|Abstract Title:||MeHg Formation by Geobacter Sulfurreducens Driven by Hg Speciation and Cell Physiological State|
|Presenter Name:||Mareike Franziska Gutensohn|
|Company/Institution:||Umeå University, Sweden|
|Session:||Special Session - Meta-omic and geochemical approaches to linking microbial activity to biogeochemical mercury cycling|
|Co-Authors:||Mareike Franziska Gutensohn,Jeffra Schaefer,Ulf Skyllberg,Erik Bjrn|
Abstract Information :
The formation of the neurotoxin methylmercury (MeHg) is a biotic process where anaerobic bacteria methylate inorganic divalent Hg (HgII) intracellularly. The cellular uptake mechanisms are still not fully identified, but low molecular mass (LMM) thiols (RSH) play an important role together with RSH groups on the outer membrane in controlling the chemical speciation and availability for uptake of HgII. Increased concentration of specific LMM-RSH, especially cysteine, is known to enhance the formation of MeHg. The mechanisms for the observed enhancement effects and correlation are, however, not fully clear. Some studies have ascribed the enhancement to chemical speciation effects, i.e. formation of Hg(LMM-RS)2 complexes with a presumed high availability for cellular uptake and methylation.
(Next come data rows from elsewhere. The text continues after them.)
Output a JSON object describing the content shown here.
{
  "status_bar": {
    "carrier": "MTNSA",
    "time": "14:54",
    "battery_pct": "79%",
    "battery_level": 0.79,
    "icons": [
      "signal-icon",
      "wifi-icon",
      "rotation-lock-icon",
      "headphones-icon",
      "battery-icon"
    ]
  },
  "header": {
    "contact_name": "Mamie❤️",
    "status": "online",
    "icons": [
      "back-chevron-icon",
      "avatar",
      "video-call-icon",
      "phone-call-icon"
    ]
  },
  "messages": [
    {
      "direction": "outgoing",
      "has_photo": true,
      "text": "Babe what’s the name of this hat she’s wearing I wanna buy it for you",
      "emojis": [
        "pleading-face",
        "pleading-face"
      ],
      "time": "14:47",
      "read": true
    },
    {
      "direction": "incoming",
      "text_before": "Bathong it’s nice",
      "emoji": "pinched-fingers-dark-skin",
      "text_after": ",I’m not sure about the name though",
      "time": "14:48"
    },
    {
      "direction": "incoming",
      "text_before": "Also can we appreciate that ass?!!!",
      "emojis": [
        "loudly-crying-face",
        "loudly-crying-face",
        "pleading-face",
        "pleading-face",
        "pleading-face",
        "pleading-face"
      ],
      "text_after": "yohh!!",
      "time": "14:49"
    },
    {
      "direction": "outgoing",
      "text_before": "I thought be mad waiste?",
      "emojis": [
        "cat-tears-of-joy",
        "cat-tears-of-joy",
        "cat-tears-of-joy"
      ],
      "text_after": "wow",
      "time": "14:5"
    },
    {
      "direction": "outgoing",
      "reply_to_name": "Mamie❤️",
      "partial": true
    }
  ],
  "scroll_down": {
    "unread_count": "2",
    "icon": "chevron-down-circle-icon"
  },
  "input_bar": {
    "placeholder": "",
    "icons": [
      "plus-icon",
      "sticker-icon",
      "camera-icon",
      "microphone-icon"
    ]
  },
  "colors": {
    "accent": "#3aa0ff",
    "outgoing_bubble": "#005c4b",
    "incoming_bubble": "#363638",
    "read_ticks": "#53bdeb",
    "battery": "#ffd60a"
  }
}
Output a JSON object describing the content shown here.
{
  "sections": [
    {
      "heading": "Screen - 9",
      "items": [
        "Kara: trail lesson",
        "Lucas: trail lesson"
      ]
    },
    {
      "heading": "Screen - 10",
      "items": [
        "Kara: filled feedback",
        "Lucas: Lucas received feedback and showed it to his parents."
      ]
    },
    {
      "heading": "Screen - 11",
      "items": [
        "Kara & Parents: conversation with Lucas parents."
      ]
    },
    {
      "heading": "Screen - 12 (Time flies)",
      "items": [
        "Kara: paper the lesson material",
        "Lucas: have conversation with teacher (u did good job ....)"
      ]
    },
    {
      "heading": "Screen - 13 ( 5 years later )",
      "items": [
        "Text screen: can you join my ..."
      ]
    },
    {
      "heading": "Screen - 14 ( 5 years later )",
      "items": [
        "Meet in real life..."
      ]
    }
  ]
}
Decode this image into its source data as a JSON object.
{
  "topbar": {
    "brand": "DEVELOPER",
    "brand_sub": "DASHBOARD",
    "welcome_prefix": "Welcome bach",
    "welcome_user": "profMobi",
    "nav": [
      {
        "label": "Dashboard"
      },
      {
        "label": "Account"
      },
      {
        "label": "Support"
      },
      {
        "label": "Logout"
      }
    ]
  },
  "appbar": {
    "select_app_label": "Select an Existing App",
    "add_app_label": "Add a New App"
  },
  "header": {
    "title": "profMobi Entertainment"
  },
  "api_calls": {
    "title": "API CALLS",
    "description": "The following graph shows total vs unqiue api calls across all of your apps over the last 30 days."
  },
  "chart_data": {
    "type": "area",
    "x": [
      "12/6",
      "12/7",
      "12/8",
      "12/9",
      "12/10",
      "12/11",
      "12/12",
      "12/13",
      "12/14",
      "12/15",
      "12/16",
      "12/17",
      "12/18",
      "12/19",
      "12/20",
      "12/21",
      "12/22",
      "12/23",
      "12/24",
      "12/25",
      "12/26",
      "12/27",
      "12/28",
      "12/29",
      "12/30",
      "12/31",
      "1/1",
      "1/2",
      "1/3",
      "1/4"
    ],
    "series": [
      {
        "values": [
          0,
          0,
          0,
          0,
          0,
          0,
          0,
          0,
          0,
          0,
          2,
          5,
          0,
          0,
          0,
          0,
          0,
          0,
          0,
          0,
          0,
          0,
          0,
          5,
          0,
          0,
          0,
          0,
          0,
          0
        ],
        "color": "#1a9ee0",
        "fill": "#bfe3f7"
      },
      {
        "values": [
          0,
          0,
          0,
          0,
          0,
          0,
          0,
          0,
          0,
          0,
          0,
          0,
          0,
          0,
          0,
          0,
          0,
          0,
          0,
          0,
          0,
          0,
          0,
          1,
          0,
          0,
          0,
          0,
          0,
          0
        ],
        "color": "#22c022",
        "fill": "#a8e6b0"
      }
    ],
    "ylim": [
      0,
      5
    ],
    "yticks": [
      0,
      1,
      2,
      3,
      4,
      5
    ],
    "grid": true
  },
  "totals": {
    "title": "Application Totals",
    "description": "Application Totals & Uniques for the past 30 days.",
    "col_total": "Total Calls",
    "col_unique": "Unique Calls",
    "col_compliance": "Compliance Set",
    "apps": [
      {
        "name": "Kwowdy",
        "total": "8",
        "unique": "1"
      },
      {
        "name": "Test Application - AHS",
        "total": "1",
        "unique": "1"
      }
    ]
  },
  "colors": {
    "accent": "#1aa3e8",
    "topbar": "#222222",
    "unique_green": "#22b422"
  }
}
Moreover, metabolically active anaerobic microorganisms produce LMM-RSH in vivo and export them to the assay medium with concentration sufficient to affect the chemical speciation of HgII. Beside HgII speciation, it was proposed that LMM-RSH compounds affect HgII methylation also by other mechanisms. Previous bacteria assay studies have been conducted using experimental assays with minimalized defined assay buffer to easily control the assay environment. In this study we systematically investigated the role of LMM-RSH compounds on MeHg formation by the iron-reducer Geobacter sulfurreducens under more complex assay media containing biogenic metabolites or enhanced nutrient composition compared to standard assays. We specifically tested if the mode of action of LMM-RSH are different depending on medium composition and physiological state of cells. We further studied the time dynamics in the concentration of LMM-RSH compounds in the medium during varying assay conditions, and its impact on time-dynamics in HgII speciation and methylation. Taken together, our results point to a time-dependent MeHg formation driven by a complex interplay between physiological state of bacteria cell and HgII speciation.